1話で高倉が「ターボババア」に呪われた一方で、綾瀬は宇宙人「セルポ星人」に遭遇し、彼らに拉致されてしまう。作中では七三分けのおじさんのような風貌で登場したが、その後全身網模様の不思議な宇宙人の姿へと変身する。「セルポ星人」いわく、彼らの世界ではオスしか存在しないため、クローン技術を用いて仲間を増やしており、その結果「セルポ星人」は生物的な進化が遂げられず感情を失ってしまう。そこで、生物的進化を起こすために綾瀬を拉致するが、彼女の超能力を目覚めさせてしまった挙句、「ターボババア」に呪われた高倉がその場に現れたために計画は失敗に終わる。

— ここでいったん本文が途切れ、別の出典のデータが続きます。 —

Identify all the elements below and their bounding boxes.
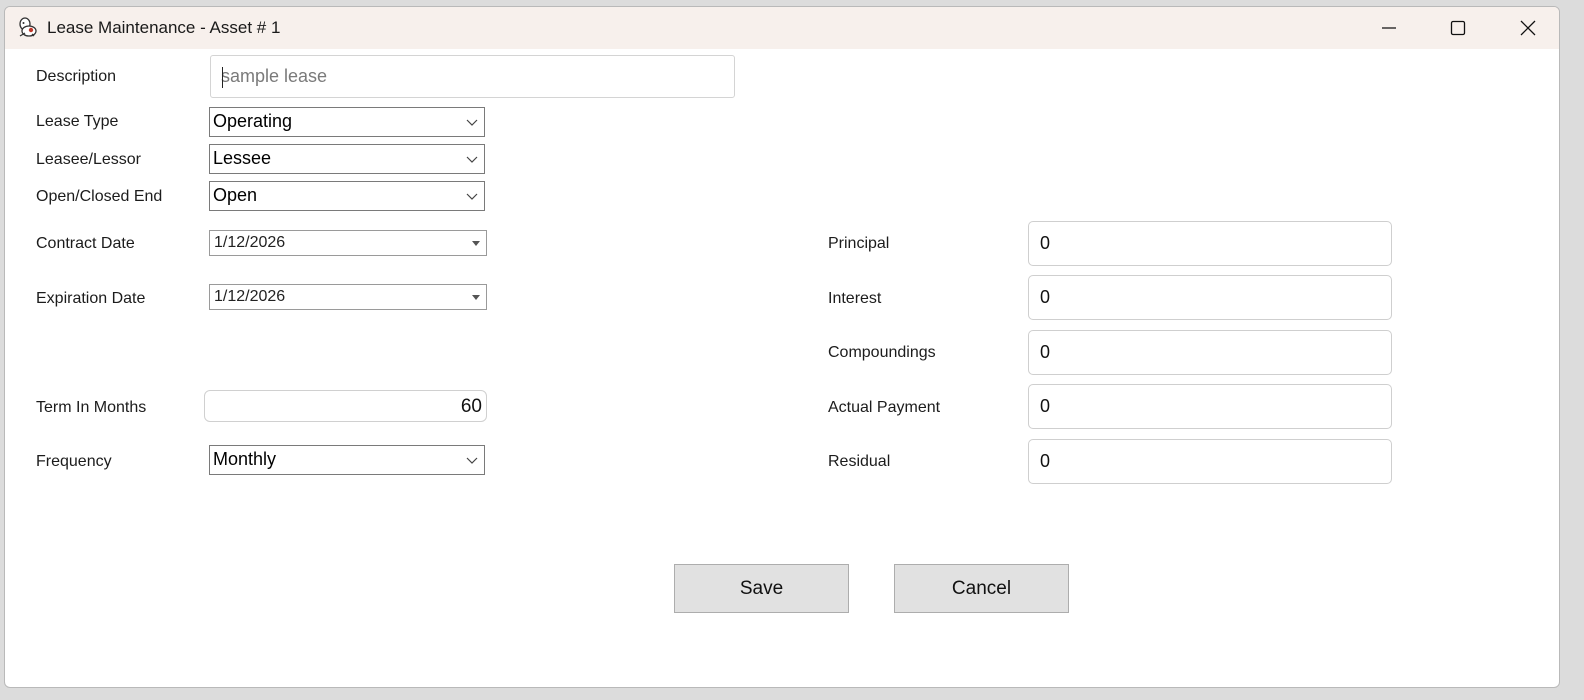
compoundings-field[interactable]: 0 (1028, 330, 1392, 375)
chevron-down-icon (466, 156, 478, 163)
title-bar[interactable]: Lease Maintenance - Asset # 1 (5, 7, 1559, 49)
maximize-icon (1450, 20, 1466, 36)
minimize-button[interactable] (1354, 7, 1424, 49)
residual-field[interactable]: 0 (1028, 439, 1392, 484)
app-logo-icon (19, 17, 37, 37)
contract-date-picker[interactable]: 1/12/2026 (209, 230, 487, 256)
lease-type-select[interactable]: Operating (209, 107, 485, 137)
window-title: Lease Maintenance - Asset # 1 (47, 18, 281, 37)
open-closed-label: Open/Closed End (36, 188, 163, 205)
expiration-date-label: Expiration Date (36, 290, 146, 307)
description-field[interactable] (210, 55, 735, 98)
term-months-field[interactable]: 60 (204, 390, 487, 422)
text-caret (222, 67, 223, 88)
open-closed-value: Open (213, 185, 258, 205)
actual-payment-label: Actual Payment (828, 399, 941, 416)
residual-label: Residual (828, 453, 891, 470)
lease-maintenance-window: Lease Maintenance - Asset # 1 Descriptio… (4, 6, 1560, 688)
dropdown-arrow-icon[interactable] (472, 241, 480, 246)
leasee-lessor-value: Lessee (213, 148, 272, 168)
save-button[interactable]: Save (674, 564, 849, 613)
expiration-date-picker[interactable]: 1/12/2026 (209, 284, 487, 310)
chevron-down-icon (466, 193, 478, 200)
chevron-down-icon (466, 119, 478, 126)
lease-type-label: Lease Type (36, 113, 119, 130)
principal-value: 0 (1040, 233, 1051, 253)
interest-field[interactable]: 0 (1028, 275, 1392, 320)
frequency-select[interactable]: Monthly (209, 445, 485, 475)
term-months-value: 60 (460, 396, 482, 417)
minimize-icon (1382, 27, 1396, 29)
term-months-label: Term In Months (36, 399, 147, 416)
principal-label: Principal (828, 235, 890, 252)
principal-field[interactable]: 0 (1028, 221, 1392, 266)
compoundings-value: 0 (1040, 342, 1051, 362)
interest-label: Interest (828, 290, 882, 307)
open-closed-select[interactable]: Open (209, 181, 485, 211)
maximize-button[interactable] (1423, 7, 1493, 49)
frequency-value: Monthly (213, 449, 277, 469)
interest-value: 0 (1040, 287, 1051, 307)
cancel-button[interactable]: Cancel (894, 564, 1069, 613)
leasee-lessor-select[interactable]: Lessee (209, 144, 485, 174)
compoundings-label: Compoundings (828, 344, 936, 361)
frequency-label: Frequency (36, 453, 112, 470)
actual-payment-value: 0 (1040, 396, 1051, 416)
contract-date-label: Contract Date (36, 235, 135, 252)
chevron-down-icon (466, 457, 478, 464)
actual-payment-field[interactable]: 0 (1028, 384, 1392, 429)
leasee-lessor-label: Leasee/Lessor (36, 151, 141, 168)
contract-date-value: 1/12/2026 (214, 234, 286, 251)
description-input[interactable] (211, 56, 734, 97)
lease-type-value: Operating (213, 111, 293, 131)
close-icon (1520, 20, 1536, 36)
close-button[interactable] (1493, 7, 1559, 49)
residual-value: 0 (1040, 451, 1051, 471)
expiration-date-value: 1/12/2026 (214, 288, 286, 305)
dropdown-arrow-icon[interactable] (472, 295, 480, 300)
description-label: Description (36, 68, 117, 85)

この「セルポ星人」のモデルは「プロジェクト・セルポ」と呼ばれる、1960年代にアメリカが行ったと噂される他惑星への交換留学プロジェクトだ。UFOがアメリカに墜落したという当時の都市伝説「ロズウェル事件」をきっかけに、そこで生存が確認された宇宙人「セルポ星人」のサポートを受けた軍人12名が、レティクル座ゼータ連星系の惑星セルポに交換留学に出たというものである。惑星セルポへ出向いた12名のうち2名は死亡、2名は惑星セルポに残留し、残る8名が地球に帰還したが、惑星セルポの強力な紫外線の影響でその後全員が死亡したと伝えられている。
2話で登場する「フラッドウッズモンスター」は作中では「セルポ星人」の仲間として描かれており、高倉を狙って、共に行動していた綾瀬の家を襲撃してくる。こちらのモデルは同名の「フラッドウッズモンスター」という宇宙人で、日本では「3メートルの宇宙人」の別名でも広く知られている。名前の由来は、アメリカのフラッドウッズという町で目撃されたため。日本でも山梨県で目撃されたという噂がある。身長の高さ以外では、スペードのエースのような形状の頭と光る目を持っている点が特徴として挙げられる。現実の目撃情報ではスカートのような衣服を腰から下半身にかけて吊り下げていたとされるが、『ダンダダン』では巨大な相撲取りのような恰好で出現して圧倒的な怪力で高倉と綾瀬を追い詰め、最終的に「地面に手をついた方が負け」という相撲に似たルールで戦うことになる。
都市伝説の「フラッドウッズモンスター」は謎の霧を発し、それを浴びせられた人間はマスタードガスを吸ったときと同じような症状が出るといわれ、その他にも爪のような手を持ち、浮上するように移動するといった噂がある。なお、「フラッドウッズモンスター」発祥の地であるフラットウッズの町役場の側には、観光客を歓迎するために「フラットウッズモンスター」を模した椅子が設置されている。
13話で登場する「アクロバティックさらさら」は、赤いワンピースを身にまとう長い髪の巨大な女妖怪。高倉や綾瀬と同じ学校に通う白鳥愛羅(しらとりあいら)に憑りついており、愛羅が綾瀬たちに近づいたことで現世に姿を現す。さまざまな単語の頭に「お」を付ける奇妙な話し方をし、アクロバティックな動きと自在に動かせる長い髪を武器に大暴れする。
こちらのモデルは、2008年頃からネットのオカルト掲示板で噂になったほぼ同名の怪異「アクロバティックサラサラ」で、通称は「悪皿」。ネーミングの由来は、屋根や屋上など高い所で多く目撃され、非常に活発的な動きを見せることから「アクロバティック」、サラサラの長い髪で「サラサラ」と、特徴をほぼそのままくっつけた形のようだ。当初は福島県の市街地に出現すると噂されていたが、噂が広まるにつれて各地で目撃情報が相次いだ。赤い服、長くサラサラの髪、大きな口、裸足、眼球のない異様な長身の女性と、作中でも描かれるような特徴を持ち、目が合った人の自宅までついてきて連れ去ったり、危害を加えたりするといわれる。対処法はとにかく彼女と目を合わせず、その場からすぐに立ち去ることだとされる。